Some temple priests just go through the motions – for them "It's a job." Others serve the deity believing He can feel their touch, hear their voice and know their thoughts. For them, "It's high dharma." But for all, the sheer precariousness of the often-berated, underpaid priest profession came clear this year in Andhra Pradesh, India. This family craft for an estimated 150,000 men in A.P. alone, millions counting all of India, may be in for total reform. The State Cabinet is now considering recent recommendations made by the Kondaiah Commission to end the hereditary priesthood (opening jobs and training to members of any caste who can qualify), sell endowment lands designated for priest livelihood and cancel hereditary trusteeships of temples.
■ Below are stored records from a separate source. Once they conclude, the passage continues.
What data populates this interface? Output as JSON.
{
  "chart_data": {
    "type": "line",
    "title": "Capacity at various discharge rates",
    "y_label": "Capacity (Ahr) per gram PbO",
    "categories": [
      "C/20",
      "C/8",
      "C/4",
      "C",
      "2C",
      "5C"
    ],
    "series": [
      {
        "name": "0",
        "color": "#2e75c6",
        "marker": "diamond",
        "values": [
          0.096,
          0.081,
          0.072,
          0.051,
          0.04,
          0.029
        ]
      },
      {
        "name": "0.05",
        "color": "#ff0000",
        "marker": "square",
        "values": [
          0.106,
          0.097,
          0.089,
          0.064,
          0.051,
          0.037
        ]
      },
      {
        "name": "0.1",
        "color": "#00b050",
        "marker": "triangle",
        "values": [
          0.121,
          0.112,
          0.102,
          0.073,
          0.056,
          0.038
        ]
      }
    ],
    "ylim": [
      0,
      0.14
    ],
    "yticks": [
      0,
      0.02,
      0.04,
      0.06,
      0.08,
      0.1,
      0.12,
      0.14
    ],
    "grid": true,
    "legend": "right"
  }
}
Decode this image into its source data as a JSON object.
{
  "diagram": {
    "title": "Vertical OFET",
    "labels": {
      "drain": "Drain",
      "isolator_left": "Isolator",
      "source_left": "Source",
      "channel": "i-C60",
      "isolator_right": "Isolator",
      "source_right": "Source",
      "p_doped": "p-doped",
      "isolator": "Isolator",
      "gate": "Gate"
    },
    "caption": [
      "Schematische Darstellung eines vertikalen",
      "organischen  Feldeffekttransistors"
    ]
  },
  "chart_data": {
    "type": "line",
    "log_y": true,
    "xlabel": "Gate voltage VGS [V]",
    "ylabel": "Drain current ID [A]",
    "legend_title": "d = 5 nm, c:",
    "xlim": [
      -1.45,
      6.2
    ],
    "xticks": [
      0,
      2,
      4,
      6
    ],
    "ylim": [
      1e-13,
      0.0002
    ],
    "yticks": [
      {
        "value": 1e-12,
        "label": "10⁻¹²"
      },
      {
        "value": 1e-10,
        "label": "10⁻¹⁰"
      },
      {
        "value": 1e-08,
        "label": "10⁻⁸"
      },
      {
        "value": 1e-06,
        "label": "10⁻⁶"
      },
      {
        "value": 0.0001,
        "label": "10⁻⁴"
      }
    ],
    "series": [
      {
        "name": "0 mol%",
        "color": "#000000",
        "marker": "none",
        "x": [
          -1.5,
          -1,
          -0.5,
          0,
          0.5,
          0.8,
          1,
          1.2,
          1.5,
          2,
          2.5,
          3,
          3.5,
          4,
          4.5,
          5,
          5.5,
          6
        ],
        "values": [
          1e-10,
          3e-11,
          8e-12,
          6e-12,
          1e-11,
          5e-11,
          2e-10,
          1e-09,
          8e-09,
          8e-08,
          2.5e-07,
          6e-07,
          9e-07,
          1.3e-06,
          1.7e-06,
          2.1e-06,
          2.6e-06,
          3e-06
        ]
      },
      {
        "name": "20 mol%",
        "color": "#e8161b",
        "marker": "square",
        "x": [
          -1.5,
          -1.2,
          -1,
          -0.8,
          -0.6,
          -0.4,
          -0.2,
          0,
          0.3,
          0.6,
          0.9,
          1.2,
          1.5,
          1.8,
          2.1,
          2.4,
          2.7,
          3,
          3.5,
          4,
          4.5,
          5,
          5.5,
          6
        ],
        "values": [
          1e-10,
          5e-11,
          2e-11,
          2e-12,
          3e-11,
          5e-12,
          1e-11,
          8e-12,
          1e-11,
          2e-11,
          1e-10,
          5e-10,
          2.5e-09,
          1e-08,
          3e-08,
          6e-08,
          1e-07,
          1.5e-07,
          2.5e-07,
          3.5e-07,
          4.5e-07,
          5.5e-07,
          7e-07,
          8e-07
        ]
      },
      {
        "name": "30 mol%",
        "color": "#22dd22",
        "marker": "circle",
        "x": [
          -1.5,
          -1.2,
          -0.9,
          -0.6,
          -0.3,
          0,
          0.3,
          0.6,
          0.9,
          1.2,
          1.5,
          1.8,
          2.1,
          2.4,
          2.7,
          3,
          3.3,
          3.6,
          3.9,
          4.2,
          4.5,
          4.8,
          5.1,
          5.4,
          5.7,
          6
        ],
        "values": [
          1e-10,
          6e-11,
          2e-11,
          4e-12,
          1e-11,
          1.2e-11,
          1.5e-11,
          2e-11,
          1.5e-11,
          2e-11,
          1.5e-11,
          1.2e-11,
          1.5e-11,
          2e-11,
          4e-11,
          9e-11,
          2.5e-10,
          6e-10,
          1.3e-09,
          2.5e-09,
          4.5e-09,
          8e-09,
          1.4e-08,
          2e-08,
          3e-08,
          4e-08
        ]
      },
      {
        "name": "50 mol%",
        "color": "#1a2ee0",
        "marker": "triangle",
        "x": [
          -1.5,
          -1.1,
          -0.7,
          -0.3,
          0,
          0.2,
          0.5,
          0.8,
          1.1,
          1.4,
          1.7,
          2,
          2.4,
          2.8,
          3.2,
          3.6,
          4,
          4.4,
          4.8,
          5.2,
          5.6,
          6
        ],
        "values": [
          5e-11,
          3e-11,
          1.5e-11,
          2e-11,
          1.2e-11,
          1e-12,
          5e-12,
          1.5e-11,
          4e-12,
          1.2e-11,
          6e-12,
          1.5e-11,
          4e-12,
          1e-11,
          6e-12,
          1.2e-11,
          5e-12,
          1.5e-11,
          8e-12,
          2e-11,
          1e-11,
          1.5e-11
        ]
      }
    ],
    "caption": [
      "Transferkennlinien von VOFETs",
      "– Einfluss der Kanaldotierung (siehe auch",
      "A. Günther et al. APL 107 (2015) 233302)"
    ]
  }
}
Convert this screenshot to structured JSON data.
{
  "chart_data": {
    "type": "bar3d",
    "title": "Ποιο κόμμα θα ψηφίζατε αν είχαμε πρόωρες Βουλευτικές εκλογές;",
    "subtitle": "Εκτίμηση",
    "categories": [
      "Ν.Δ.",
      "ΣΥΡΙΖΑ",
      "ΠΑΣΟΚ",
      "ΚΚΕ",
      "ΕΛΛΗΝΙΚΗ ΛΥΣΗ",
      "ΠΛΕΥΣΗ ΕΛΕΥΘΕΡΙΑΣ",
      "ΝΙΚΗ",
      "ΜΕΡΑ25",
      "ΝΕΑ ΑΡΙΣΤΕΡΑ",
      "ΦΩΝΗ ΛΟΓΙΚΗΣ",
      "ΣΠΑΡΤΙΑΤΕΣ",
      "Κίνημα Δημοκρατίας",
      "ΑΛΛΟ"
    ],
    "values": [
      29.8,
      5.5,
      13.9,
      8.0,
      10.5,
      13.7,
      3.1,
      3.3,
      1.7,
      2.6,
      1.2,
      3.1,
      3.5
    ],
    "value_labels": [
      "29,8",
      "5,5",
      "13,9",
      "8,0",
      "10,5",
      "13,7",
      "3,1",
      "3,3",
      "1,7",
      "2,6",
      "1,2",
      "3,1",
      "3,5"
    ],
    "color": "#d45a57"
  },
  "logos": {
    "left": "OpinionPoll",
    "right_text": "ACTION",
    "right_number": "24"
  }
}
What is being pondered, critics say, is an illegal interference in religion by a secular government.

Priests from the state's .30,000 temples did what little they could in protest, staging a peaceful march on the evening of November 16 organized by the Archaka Sanghams and a contingent of renunciate leaders of various lingages. Their call to close the inner sanctums of thousands of temples for the day after the morning service was only partially successful. Srimannarayana Jeer had said, "It is time for all people, government and even God to take rest" and consider what will happen to Hindu Dharma if the proposals are implemented.

The huge procession culminated in a public meeting at the Gymkhana grounds in Vijayawada. There Hindu leaders urged the government to reject the commission's proposals and form an autonomous body of religious persons to investigate the issues, and to make decisions concerning Hinduism only in consultation with that body. The swami of the Pejawar Math noted that the government does not dare interfere in religious affairs of Muslims and Christians, but tampers with the Hindu traditions "because Hindus are indifferent."

In all, the temples reportedly posses 150,000 acres of land in the name of the priests and 200,000 acres in the name of the presiding deities. The government has reportedly chosen to sell these lands, deposit the earnings in government treasuries and use the interest to maintain the temples and the priests. One of the motivations has been the difficulty in collecting rent from tenants on the lands.

Hindu leaders do not deny the need for reform, for better trained priests, cleaner and more well-run temples. But, they say, the remedies proposed are incorrect and far too severe. And more importantly, they are fundamentally illegal, for any adjustments to the Hindu fabric must come from the religion itself, not from a secular government. Others disagree, observed News Time of Hyderabad, and feel the government does have a "Constitutional and moral right to streamline the affairs of the important institutions like the temples, which play a pivotal role in the socio-cultural and religious lives of a large section of the people – as long as the intervention is for removing the bad things and introducing reforms." Hmmmm.